For the standard fifteen-track record, the highlights are objectively: Willow, Champagne Problems, No Body, No Crime featuring Haim, Coney Island, and Evermore featuring Bon Iver. “Willow” kicks off the record and the era itself as it provides a more optimistic folk sound that was missing in Folklore. “Champagne Problems,” which has been called by Swiftie fans the new “All Too Well,” entails a mournful relationship of a difficult girlfriend whose personal struggles and demons eventually cost her a caring partner. The song ends with the girlfriend witnessing her ex following similar steps towards marriage to another woman. The dramatic whodunit “No Body, No Crime” featuring Haim, standouts primarily due to the fact that this is Swift’s first mystery-style song.
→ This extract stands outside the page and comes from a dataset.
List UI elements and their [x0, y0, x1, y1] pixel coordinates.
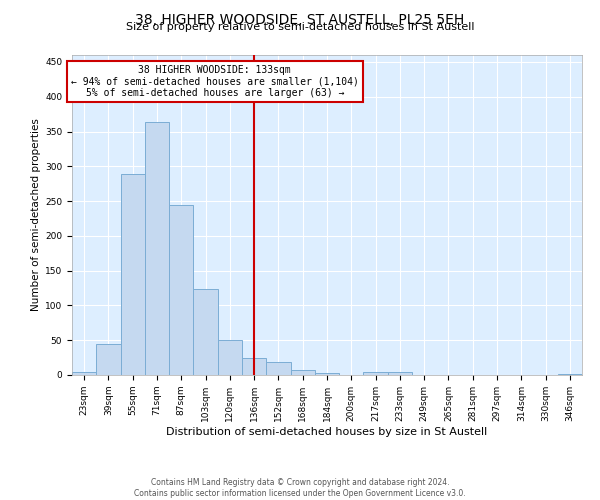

The high intensity filled single describes a woman named Este who has been tragically murdered by husband who quickly rebounds with the mistress waiting on the sidelines. The narrator succumbs to her desires and kills Este’s husband, while quickly devising an alibi. 

“Coney Island” featuring the alternative rock band, the National is another nostalgic track that has sharp similarities to “Mirrorball.” Based upon the real location, the song recalls the feelings of years’ past and the memories of a broken couple in that area. Both Swift’s melodic vocals and the National’s rough tone have drawn some comparisons to “Exile,” but are more subdued. On a grander scale, “Coney Island” helps the listener travel to a time when Coney Island and other thrilling amusement parks were thriving and a centerfold for many relationships. The last song on the record, Evermore, includes the work of Bon Iver once again. The album-closer is also reminiscent of “Hoax”: a slow piano ballad. However, what separates ‘“Hoax” from “Evermore” is that “Evermore” includes a fast-paced back and forth bridge with Bon Iver before ultimately slowing back down again. It is also one of the only few songs off both albums that clearly refers to Swift’s recent history, from her role in the critically-panned film “Cats,” to her proclaiming her political affiliation before the 2020 Presidential election. Overall, the record ends on a cold and dark tone, but still provides a hopeful outlook on what’s ahead even in times where life is unpredictable. 

As a critic, I do have to give “Evermore” credit for being more experimental in terms of song concepts and production, especially near the end of the album. While there is rich and complex songwriting in “Evermore,” while “Folklore” is arguably the more superior alternative album. I said what I said! “Folklore” can be described as her most intimate album in her catalogue so far. Not to mention, the desolate and emotional weight of the sixteen-record track pulls at the strings of the audience even when they are already at their worst, hence a pandemic.

Even though we never got that rumored third alternative folk album (and her tenth overall), Woodvale, It looks like Taylor Swift has done it again. If you have been living under a rock the past week, the “Evermore” singer recently released her re-recorded version of her 2008 hit, “Love Story.” She also announced that the first of her many re-recorded albums, “Fearless,” will be released on April 9th. Judging by the mainly positive reception by the fandom, it seems that Swift can now put the pen down and revisit her old hits as they have been considered folklore. Until the next album release, or should I say re-release.